Ho capito che a volte non bastano gli occhi per vedere, e altre volte non sono necessari. Ho sempre usato gli altri sensi, le emozioni, gli odori. Suoni e oggetti prendevano forma diretti dalla mia mente. La memoria ha una grande forza, e mio pregio era quello di averla sfruttata, proiettando ciò che vent’ anni fa aveva avuto accesso ad essa.
Mi ero ripresa ciò che la vita mi aveva tolto. Ma non pensavo che un giorno la vista mi avrebbe privato dell’unica cosa che mi fosse mai stata donata.
La fotografia.
Sono anni che non riesco a scattare. E’ come se fossi bloccata, come se adesso che ci vedo, tutto appaia troppo facile, banale. So che è un pensiero stupido. So che è tutto nella mia mente. Chissà per quanto ancora squillerà il mio telefono, prima che si stanchino di me; prima che capiscano che non sono più la stessa Marie Delefer.
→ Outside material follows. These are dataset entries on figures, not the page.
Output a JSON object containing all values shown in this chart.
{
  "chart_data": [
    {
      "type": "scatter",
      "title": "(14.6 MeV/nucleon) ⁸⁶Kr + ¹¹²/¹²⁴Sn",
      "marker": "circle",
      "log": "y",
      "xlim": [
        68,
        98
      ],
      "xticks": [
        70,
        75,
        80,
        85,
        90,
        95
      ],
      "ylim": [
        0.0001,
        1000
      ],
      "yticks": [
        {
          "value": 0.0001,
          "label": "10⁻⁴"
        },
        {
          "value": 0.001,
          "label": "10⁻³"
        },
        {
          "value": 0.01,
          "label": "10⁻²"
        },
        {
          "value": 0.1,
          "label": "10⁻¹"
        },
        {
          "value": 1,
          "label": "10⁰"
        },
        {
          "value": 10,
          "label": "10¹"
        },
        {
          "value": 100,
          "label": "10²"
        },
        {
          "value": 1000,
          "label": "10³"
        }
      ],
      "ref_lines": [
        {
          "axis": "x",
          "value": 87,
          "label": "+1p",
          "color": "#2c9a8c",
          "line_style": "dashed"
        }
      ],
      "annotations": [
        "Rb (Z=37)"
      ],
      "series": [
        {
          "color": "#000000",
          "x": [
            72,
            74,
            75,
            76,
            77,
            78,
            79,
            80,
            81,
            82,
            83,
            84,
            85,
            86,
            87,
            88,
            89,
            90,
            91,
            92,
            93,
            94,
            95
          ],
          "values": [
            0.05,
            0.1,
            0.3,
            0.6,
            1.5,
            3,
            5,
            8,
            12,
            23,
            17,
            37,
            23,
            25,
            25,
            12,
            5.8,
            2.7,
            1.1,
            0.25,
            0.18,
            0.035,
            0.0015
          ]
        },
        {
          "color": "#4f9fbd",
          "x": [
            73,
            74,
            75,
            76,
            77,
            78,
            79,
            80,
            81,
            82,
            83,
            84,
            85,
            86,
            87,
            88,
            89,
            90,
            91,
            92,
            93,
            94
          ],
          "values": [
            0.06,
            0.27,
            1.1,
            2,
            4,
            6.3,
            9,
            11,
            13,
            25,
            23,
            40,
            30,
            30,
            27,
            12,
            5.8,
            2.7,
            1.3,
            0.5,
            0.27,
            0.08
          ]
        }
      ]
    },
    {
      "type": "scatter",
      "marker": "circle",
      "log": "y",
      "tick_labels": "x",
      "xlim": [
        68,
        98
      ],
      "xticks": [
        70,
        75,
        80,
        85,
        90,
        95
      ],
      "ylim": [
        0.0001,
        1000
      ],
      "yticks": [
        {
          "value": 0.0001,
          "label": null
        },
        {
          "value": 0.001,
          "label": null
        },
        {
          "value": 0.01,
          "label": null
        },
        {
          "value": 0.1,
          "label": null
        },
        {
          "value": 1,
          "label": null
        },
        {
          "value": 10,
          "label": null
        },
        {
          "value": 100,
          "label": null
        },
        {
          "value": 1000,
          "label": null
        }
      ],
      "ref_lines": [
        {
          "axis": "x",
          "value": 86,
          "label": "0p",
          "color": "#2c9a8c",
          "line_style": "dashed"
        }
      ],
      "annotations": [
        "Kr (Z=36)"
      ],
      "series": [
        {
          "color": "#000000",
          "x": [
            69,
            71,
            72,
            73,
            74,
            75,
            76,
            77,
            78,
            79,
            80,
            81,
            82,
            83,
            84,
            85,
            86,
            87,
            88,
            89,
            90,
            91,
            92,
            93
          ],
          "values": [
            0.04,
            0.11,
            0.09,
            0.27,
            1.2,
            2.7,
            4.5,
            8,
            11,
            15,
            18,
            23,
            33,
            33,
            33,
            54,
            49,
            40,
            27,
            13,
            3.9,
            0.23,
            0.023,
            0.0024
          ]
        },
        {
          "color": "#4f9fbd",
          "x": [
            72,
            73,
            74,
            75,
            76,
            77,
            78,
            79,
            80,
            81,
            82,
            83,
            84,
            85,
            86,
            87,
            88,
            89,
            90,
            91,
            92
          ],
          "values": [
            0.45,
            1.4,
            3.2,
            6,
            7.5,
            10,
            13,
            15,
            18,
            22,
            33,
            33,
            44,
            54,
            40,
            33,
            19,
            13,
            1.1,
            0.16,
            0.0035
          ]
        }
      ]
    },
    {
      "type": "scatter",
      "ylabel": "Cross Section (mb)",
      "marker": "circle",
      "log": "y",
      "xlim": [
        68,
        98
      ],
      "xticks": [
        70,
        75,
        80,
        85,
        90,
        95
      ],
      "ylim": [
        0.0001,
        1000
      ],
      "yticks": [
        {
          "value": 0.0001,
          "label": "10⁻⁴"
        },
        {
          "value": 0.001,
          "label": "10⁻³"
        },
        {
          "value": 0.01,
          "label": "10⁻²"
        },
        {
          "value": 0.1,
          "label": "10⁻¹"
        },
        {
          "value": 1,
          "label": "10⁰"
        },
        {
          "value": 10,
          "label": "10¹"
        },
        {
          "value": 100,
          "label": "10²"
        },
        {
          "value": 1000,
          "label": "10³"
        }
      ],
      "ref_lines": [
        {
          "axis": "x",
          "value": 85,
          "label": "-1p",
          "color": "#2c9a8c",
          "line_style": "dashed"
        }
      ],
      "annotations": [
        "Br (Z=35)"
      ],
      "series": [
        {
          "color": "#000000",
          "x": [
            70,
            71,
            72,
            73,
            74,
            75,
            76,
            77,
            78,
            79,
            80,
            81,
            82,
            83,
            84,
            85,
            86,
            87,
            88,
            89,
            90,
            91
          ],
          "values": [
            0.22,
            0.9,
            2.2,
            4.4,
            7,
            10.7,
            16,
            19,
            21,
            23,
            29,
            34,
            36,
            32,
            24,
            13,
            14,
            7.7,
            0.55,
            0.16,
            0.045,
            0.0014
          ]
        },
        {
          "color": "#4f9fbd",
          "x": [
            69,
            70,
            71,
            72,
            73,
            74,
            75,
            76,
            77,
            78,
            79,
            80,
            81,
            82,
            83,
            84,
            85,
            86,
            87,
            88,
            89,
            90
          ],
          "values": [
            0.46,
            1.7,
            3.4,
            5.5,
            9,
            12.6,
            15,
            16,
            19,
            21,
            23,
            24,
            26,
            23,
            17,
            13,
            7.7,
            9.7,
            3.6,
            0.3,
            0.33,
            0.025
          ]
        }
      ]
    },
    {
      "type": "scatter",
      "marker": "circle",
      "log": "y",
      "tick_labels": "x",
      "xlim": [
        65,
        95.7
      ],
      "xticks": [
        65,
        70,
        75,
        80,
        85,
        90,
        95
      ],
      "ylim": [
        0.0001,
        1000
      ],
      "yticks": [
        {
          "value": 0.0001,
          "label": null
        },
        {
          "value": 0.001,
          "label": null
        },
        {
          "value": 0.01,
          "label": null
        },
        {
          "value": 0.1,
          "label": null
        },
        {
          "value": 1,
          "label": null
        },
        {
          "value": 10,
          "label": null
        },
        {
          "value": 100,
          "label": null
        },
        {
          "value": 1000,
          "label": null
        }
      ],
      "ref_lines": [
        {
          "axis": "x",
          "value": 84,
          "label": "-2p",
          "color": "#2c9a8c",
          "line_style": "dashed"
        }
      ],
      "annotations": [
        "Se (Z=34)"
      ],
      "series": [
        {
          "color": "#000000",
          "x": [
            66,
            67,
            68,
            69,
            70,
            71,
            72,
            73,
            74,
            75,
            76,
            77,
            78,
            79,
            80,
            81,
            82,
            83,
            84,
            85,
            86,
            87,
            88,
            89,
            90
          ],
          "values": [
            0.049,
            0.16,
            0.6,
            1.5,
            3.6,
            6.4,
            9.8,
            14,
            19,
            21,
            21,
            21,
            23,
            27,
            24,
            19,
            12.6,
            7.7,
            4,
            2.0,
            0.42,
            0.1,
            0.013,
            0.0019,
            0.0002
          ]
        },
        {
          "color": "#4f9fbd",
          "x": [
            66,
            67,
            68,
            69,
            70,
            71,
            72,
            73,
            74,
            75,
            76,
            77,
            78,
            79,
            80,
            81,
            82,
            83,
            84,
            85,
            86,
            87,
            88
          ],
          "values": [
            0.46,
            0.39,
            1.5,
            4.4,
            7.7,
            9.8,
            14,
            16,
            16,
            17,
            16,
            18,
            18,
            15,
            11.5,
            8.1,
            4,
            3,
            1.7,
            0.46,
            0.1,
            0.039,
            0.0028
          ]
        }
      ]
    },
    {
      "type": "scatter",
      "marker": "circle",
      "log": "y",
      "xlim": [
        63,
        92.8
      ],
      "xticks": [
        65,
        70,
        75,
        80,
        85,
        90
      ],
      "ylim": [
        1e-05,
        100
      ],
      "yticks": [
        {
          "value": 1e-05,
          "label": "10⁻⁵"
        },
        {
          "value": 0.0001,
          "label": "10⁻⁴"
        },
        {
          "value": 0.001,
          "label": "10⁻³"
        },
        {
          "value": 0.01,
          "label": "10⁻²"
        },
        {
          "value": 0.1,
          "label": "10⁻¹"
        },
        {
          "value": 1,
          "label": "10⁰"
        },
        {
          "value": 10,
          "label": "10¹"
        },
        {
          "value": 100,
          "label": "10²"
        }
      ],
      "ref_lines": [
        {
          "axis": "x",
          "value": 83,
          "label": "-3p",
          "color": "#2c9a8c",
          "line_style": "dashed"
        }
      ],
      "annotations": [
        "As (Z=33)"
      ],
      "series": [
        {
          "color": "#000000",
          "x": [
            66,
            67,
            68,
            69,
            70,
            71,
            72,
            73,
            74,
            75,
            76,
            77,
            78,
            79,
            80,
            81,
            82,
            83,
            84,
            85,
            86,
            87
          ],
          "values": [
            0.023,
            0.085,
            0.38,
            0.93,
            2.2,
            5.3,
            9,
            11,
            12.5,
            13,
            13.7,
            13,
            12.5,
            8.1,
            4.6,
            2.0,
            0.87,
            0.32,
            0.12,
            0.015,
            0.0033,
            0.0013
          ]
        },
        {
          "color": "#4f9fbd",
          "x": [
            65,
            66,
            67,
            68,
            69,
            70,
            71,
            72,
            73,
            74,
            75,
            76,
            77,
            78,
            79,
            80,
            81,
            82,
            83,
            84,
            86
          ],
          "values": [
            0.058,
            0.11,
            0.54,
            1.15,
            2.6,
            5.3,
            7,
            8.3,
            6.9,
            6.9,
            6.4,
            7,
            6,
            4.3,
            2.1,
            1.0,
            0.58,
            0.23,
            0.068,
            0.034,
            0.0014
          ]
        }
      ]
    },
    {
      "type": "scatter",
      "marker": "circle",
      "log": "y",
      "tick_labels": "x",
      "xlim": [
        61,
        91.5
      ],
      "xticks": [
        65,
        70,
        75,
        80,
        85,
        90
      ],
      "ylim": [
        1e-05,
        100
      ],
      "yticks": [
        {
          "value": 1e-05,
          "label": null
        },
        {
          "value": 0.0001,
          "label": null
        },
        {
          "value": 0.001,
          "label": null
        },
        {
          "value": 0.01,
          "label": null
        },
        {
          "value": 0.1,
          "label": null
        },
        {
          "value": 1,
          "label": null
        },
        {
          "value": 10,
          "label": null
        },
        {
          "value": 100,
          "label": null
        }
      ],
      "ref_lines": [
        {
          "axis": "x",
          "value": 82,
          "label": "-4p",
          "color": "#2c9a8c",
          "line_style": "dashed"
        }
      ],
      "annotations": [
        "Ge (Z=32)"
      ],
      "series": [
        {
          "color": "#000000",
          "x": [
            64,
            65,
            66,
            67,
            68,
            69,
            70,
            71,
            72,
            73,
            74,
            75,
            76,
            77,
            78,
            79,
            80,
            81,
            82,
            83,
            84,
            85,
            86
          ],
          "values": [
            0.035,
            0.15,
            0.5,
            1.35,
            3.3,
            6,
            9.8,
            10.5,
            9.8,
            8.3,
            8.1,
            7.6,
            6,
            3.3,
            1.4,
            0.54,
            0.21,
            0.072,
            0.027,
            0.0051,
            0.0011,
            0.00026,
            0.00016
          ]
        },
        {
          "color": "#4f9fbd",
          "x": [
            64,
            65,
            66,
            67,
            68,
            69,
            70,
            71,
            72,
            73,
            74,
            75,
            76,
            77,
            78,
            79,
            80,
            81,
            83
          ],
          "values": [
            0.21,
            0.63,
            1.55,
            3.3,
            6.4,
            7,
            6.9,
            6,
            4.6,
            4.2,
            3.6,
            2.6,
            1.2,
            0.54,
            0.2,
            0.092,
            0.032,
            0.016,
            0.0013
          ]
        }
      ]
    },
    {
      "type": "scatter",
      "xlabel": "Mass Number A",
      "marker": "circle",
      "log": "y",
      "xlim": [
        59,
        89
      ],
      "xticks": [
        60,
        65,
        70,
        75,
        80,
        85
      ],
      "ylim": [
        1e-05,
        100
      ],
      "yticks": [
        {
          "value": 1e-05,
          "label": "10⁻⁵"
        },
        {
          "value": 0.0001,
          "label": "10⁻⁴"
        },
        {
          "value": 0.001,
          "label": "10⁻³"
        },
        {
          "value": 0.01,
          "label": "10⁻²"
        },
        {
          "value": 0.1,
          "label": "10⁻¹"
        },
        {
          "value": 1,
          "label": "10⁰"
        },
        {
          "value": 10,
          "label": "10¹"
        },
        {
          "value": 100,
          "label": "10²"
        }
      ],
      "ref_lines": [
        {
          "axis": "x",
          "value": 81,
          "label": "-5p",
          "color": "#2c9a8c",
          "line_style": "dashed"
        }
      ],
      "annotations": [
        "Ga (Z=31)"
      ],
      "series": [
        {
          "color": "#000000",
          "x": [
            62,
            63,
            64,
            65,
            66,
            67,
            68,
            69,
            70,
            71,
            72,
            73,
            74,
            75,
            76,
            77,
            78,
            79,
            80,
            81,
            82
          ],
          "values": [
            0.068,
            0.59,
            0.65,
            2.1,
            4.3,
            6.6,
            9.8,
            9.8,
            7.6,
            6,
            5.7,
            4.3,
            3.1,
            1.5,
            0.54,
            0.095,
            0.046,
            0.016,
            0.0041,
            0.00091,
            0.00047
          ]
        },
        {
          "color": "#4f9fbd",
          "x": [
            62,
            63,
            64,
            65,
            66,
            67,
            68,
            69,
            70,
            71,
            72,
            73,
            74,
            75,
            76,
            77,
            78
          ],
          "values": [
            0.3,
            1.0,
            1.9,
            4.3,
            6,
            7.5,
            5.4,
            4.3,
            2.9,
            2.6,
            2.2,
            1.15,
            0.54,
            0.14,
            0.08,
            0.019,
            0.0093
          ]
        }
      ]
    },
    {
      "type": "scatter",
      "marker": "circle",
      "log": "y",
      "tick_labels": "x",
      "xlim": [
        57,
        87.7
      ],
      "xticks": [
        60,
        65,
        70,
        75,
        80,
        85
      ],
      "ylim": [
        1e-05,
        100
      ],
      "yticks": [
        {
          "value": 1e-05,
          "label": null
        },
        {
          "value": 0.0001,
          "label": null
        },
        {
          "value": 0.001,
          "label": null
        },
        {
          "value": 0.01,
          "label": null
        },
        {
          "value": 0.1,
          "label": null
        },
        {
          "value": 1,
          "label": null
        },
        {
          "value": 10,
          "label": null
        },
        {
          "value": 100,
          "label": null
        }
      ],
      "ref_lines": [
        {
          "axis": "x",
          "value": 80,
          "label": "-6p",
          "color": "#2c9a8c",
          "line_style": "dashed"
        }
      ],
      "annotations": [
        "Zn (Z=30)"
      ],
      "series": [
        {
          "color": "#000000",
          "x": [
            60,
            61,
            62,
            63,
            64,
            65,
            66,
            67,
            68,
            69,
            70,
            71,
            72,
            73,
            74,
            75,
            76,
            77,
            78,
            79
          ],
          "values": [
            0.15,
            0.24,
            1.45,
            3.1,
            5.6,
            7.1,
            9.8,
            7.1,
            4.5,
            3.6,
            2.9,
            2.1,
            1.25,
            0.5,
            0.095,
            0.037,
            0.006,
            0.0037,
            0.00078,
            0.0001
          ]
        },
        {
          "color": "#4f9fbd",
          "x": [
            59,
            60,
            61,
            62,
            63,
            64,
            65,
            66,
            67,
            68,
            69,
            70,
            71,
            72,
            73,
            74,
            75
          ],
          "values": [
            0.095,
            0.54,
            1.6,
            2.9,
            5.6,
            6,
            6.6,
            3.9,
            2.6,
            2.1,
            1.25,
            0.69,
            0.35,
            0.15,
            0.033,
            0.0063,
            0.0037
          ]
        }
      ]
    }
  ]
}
Che non sono più una fotografa.
Poi, qualche ora fa, tutto è cambiato. E’ stato come se percepissi di nuovo la mia anima. Calda. Viva. E’ sullo stomaco che la sentivo prima; ed è lì che l’ho ritrovata. E’ bastato un solo gesto: chiudere gli occhi. Era così semplice, eppure non ci avevo mai pensato. Ho preso la macchina fotografica e l’ho appoggiata proprio sul ventre. Pronta a scattare. L’aria entrava nelle narici, gli odori s’incuneavano trasformandosi in gusto. La donna in bicicletta delle 17.00; sarebbe stato quello il mio nuovo soggetto. Da mesi le scattavo una foto mentre passava davanti casa per andare al lavoro. Ma niente. C’era solo una donna e la sua bici in quegli scatti. Mediocre.
Oggi però dal mio balcone, con gli occhi chiusi, l’ho sentita arrivare da lontano; sin da dietro la curva. Lo sferragliare della catena. I muscoli delle gambe in trazione. Il sudore. L’aria che si spostava. La sua ombra. Non era più una semplice donna in bicicletta ma era molto, molto di più. Ogni senso incontrava l’altro.
Ero di nuovo viva.
Ero di nuovo Marie Delefer.
Ci sono momenti ai quali mai potrei rinunciare. Quella stessa luce che illuminava il mio buio continua a fare luce sui miei passi, a riscaldare la mia anima e a segnare il mio cammino. E lascia il giusto spazio al buio, all’ombra, perché è insieme che devono andare e che cercano ognuno di noi. Non è cambiato nulla. Luce e ombra; l’equilibrio giusto.
L’energia giusta.
Mi piace immaginare quest’energia come una chiave. Quando arriva la sento, come se tintinnasse davanti a me cadendo al suolo. Mi pare di afferrarla cercandola a tentoni, come se fosse la soluzione ad ogni cosa. Immagino questa scena ogni volta, prima di qualsiasi scatto. Poi tra le mie mani la chiave diventa calda, trasformandosi in macchina fotografica.
Quella chiave apre di volta in volta delle porte. E’ l’arte a bussare rispettosa, e mentre passa dall’altra parte, guarda quasi con stizza la realtà sconfitta, prima di procedere verso milioni di altre porte da aprire.